On a personal lever your ‘view’ matters: The Christian sees God’s plan, the Hedonist sees pursuit of pleasure; and both of those views will inform how you experience everything. In the one instance pain must be endured and in another it must be avoided.
The Monk understood that empathy was something the individual experienced (internally) but that compassion was something that someone else experienced (externally). Empathy is a warm and fuzzy feeling, but compassion is something that reaches out and touches people.
If you want to be able to make sense of the world or have the ability to be resilient in the face of adversity or to be focussed on a specific outcome, the silver bullet is finding your sense of purpose.
Now for the part that most people miss.
Everybody HAS a view of life. And it DOES shape how you experience life. Only, most people don’t realise what it is nor how it works. Their view of life was formed by accident instead of by disciplined reflection.
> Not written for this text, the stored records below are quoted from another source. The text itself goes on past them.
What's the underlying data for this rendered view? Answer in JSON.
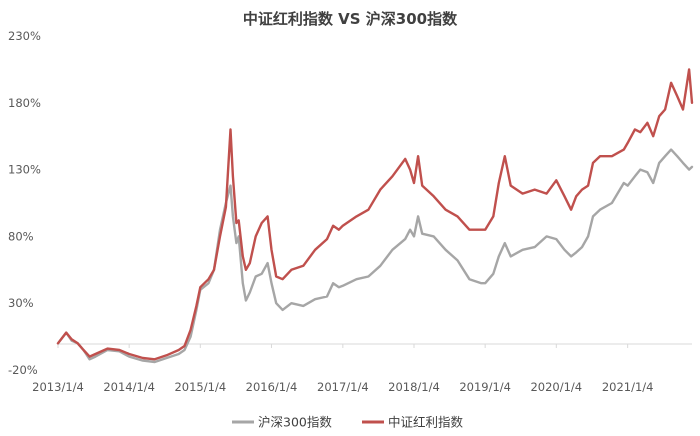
{
  "chart_data": {
    "type": "line",
    "title": "中证红利指数 VS 沪深300指数",
    "xlabel": "",
    "ylabel": "",
    "x_tick_labels": [
      "2013/1/4",
      "2014/1/4",
      "2015/1/4",
      "2016/1/4",
      "2017/1/4",
      "2018/1/4",
      "2019/1/4",
      "2020/1/4",
      "2021/1/4"
    ],
    "y_tick_labels": [
      "-20%",
      "30%",
      "80%",
      "130%",
      "180%",
      "230%"
    ],
    "y_ticks": [
      -20,
      30,
      80,
      130,
      180,
      230
    ],
    "ylim": [
      -20,
      230
    ],
    "x_range": [
      "2013/1/4",
      "2021/11/30"
    ],
    "legend_position": "bottom",
    "grid": false,
    "x_unit": "date",
    "y_unit": "%",
    "x": [
      "2013/1/4",
      "2013/2/15",
      "2013/3/15",
      "2013/4/15",
      "2013/5/15",
      "2013/6/15",
      "2013/7/15",
      "2013/9/15",
      "2013/11/15",
      "2014/1/4",
      "2014/3/15",
      "2014/5/15",
      "2014/7/15",
      "2014/9/15",
      "2014/10/15",
      "2014/11/15",
      "2014/12/15",
      "2015/1/4",
      "2015/2/15",
      "2015/3/15",
      "2015/4/15",
      "2015/5/15",
      "2015/6/8",
      "2015/6/20",
      "2015/7/8",
      "2015/7/20",
      "2015/8/10",
      "2015/8/26",
      "2015/9/15",
      "2015/10/15",
      "2015/11/15",
      "2015/12/15",
      "2016/1/4",
      "2016/1/28",
      "2016/3/1",
      "2016/4/15",
      "2016/6/15",
      "2016/8/15",
      "2016/10/15",
      "2016/11/15",
      "2016/12/15",
      "2017/1/4",
      "2017/3/15",
      "2017/5/15",
      "2017/7/15",
      "2017/9/15",
      "2017/11/20",
      "2017/12/15",
      "2018/1/4",
      "2018/1/25",
      "2018/2/15",
      "2018/4/15",
      "2018/6/15",
      "2018/8/15",
      "2018/10/15",
      "2018/12/15",
      "2019/1/4",
      "2019/2/15",
      "2019/3/15",
      "2019/4/15",
      "2019/5/15",
      "2019/7/15",
      "2019/9/15",
      "2019/11/15",
      "2020/1/4",
      "2020/2/15",
      "2020/3/20",
      "2020/4/15",
      "2020/5/15",
      "2020/6/15",
      "2020/7/10",
      "2020/8/15",
      "2020/10/15",
      "2020/12/15",
      "2021/1/4",
      "2021/2/10",
      "2021/3/10",
      "2021/4/15",
      "2021/5/15",
      "2021/6/15",
      "2021/7/15",
      "2021/8/15",
      "2021/9/15",
      "2021/10/15",
      "2021/11/15",
      "2021/11/30"
    ],
    "series": [
      {
        "name": "沪深300指数",
        "color": "#A6A6A6",
        "values": [
          0,
          8,
          2,
          0,
          -5,
          -12,
          -10,
          -5,
          -6,
          -10,
          -13,
          -14,
          -11,
          -8,
          -5,
          5,
          25,
          40,
          45,
          55,
          85,
          105,
          118,
          95,
          75,
          80,
          45,
          32,
          38,
          50,
          52,
          60,
          45,
          30,
          25,
          30,
          28,
          33,
          35,
          45,
          42,
          43,
          48,
          50,
          58,
          70,
          78,
          85,
          80,
          95,
          82,
          80,
          70,
          62,
          48,
          45,
          45,
          52,
          65,
          75,
          65,
          70,
          72,
          80,
          78,
          70,
          65,
          68,
          72,
          80,
          95,
          100,
          105,
          120,
          118,
          125,
          130,
          128,
          120,
          135,
          140,
          145,
          140,
          135,
          130,
          132
        ]
      },
      {
        "name": "中证红利指数",
        "color": "#C0504D",
        "values": [
          0,
          8,
          3,
          0,
          -5,
          -10,
          -8,
          -4,
          -5,
          -8,
          -11,
          -12,
          -9,
          -5,
          -2,
          10,
          28,
          42,
          48,
          55,
          80,
          102,
          160,
          125,
          90,
          92,
          65,
          55,
          60,
          80,
          90,
          95,
          70,
          50,
          48,
          55,
          58,
          70,
          78,
          88,
          85,
          88,
          95,
          100,
          115,
          125,
          138,
          130,
          120,
          140,
          118,
          110,
          100,
          95,
          85,
          85,
          85,
          95,
          120,
          140,
          118,
          112,
          115,
          112,
          122,
          110,
          100,
          110,
          115,
          118,
          135,
          140,
          140,
          145,
          150,
          160,
          158,
          165,
          155,
          170,
          175,
          195,
          185,
          175,
          205,
          180
        ]
      }
    ]
  }
}
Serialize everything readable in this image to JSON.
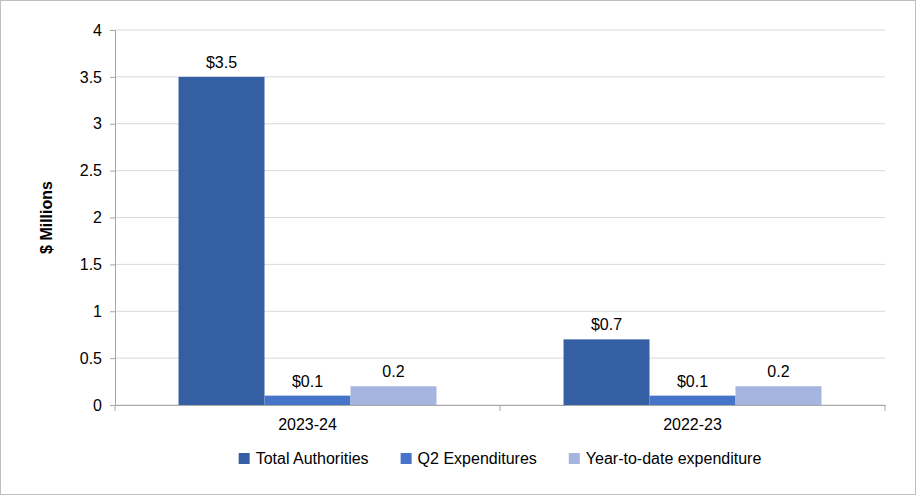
{
  "chart_data": {
    "type": "bar",
    "y_label": "$ Millions",
    "categories": [
      "2023-24",
      "2022-23"
    ],
    "series": [
      {
        "name": "Total Authorities",
        "color": "#355fa3",
        "values": [
          3.5,
          0.7
        ],
        "value_labels": [
          "$3.5",
          "$0.7"
        ]
      },
      {
        "name": "Q2 Expenditures",
        "color": "#4674c8",
        "values": [
          0.1,
          0.1
        ],
        "value_labels": [
          "$0.1",
          "$0.1"
        ]
      },
      {
        "name": "Year-to-date expenditure",
        "color": "#a6b5e0",
        "values": [
          0.2,
          0.2
        ]
      }
    ],
    "ylim": [
      0,
      4
    ],
    "yticks": [
      0,
      0.5,
      1,
      1.5,
      2,
      2.5,
      3,
      3.5,
      4
    ],
    "grid": true,
    "legend": "bottom",
    "data_labels": true
  }
}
Now for the sad part of all of this.
The DEFAULT view of life for most people is their own personal survival. And under the term ‘survival’ I include psychological survival, social survival and the like. We default to do that what is in our own best interests. Or more specifically, we default to what we THINK is the best for us.
The world is a much better place for all those people who purposefully choose to serve their Country, devote time to their Community or serve God – for instance – than for all the people who simply pursue their own personal happiness.
Not only is the world a better place, those people who choose an external focus for their lives are much better equipped to deal with the trials and tribulations of life, and consequently are happier.
There are many stories of people who won Lotto who, within a few years, end up exactly where they were before. (You of course believe you will be different.) The best view of these things was summed up in a Forbes article:
Achieving major life goals, including winning the lottery, or the more basic goal of getting married, doesn’t wind up making us as happy as we expect. (A) big positive event like a lottery win can impact happiness, but its effects diminish over time Why? Because while a lottery win can make a difference, it won’t affect the other conditions of your life, like who your siblings or parents are or your basic disposition.
There are many stories of people who suffered serious setbacks – for example by becoming disable – yet went on to live full and meaningful lives. Nick Vujicic is possibly the best example of what I am trying to say here.
On a corporate/ business lever your ‘view’ matters: A company with a clear sense of purpose – with a strong ‘view’ in the Buddhist’s terms - is one that can direct itself purposefully.
Let’s say you are struggling to be a successful entrepreneur. Your ‘view’ will determine what you do and how you cope and what eventually happens.
If you see business as a game, you will adopt different tactics, maybe hire a coach or even try and bend the rules. Or of course you may simply practice harder.
The MISSION you have for your business is the director/founder’s attempt to articulate the VIEW of the business. It is the answer to the question: “What is this (business) all about?’
To have a clear sense of mission (a ‘view’) makes the present problems and opportunities so much clearer. In fact, unless you have the lens afforded by a clear and powerful vision, you won’t SEE the opportunities when they present themselves. And you will see insurmountable obstacles instead of challenges.
I have written elsewhere about systems thinking in the post ‘Why you can’t have what you want’. In that post I explain how the pursuit of outcomes is misguided, and why we should measure and focus on the Inputs and the Processes.
Your takeaway is to contemplate the inputs and the processes that will produce the outcomes you want – and to focus on that.